We were lucky enough to have the docs from "Everest ER," the HRA clinic, as guests at the Puja and even a few of our good friends from the "Icefall Doctors" team. The Icefall Docs were taking a well-deserved day off from fixing the route up to Camp I. Ang Nima, who has been building climbing routes on Mount Everest since the 1970s, told me they were waiting for a new shipment of rope from down-valley anyway, so relaxing at our puja was the perfect way to pass a morning, getting a little more blessing from the gods for the dangerous and essential job they perform.

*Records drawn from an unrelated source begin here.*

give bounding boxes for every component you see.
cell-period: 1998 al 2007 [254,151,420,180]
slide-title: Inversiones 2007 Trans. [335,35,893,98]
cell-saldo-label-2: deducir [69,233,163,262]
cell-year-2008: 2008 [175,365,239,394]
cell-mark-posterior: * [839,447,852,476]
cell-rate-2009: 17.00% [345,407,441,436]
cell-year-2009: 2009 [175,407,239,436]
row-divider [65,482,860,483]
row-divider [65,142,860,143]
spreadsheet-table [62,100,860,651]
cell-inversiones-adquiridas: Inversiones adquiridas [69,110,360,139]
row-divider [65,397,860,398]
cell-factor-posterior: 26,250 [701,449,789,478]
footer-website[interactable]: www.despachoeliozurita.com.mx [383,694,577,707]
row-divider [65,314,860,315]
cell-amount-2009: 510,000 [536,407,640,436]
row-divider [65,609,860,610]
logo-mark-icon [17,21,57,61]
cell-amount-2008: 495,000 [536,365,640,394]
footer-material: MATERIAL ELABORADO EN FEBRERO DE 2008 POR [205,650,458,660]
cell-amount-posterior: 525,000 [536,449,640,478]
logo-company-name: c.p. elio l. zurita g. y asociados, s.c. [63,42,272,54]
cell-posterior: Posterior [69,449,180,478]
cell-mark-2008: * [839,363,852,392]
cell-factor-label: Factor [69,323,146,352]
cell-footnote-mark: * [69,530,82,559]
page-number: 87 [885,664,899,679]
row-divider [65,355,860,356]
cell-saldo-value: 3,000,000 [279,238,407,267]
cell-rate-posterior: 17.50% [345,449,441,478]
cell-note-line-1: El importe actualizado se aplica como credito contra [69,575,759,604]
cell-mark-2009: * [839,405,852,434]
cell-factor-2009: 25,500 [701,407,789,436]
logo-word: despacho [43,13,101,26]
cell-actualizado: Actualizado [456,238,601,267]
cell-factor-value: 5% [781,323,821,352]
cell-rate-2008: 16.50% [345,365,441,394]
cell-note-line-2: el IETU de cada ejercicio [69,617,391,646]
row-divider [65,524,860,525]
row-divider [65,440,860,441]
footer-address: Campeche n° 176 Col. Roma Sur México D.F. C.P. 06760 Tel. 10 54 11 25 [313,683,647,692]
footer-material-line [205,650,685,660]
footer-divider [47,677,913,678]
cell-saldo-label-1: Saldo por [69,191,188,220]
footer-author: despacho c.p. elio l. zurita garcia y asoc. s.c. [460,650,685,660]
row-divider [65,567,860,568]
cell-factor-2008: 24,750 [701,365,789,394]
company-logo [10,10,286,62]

We were blessed at the end of the Puja to see Mark Tucker marching into camp. Tuck is our base camp manager and is well-known as the de-facto mayor of the little community that springs to life about this time each year. Tuck and I started guiding together on Mount Rainier in 1986 and have been together on many expeditions to weird parts of the world, so on a personal level I was quite happy to see my friend arrive on the scene. Tuck got to work quickly, hunkering down with Jeff Martin to coordinate logistics and inventory lists in advance of Jeff's departure. He also began immediately to scope out venues on the rough glacial moraine for golf, baseball, and horseshoes… all the normal mountain-climbing related diversions. Bill was plenty happy to have another worthy games and contests opponent around… so he could get busy walloping Tuck at everything.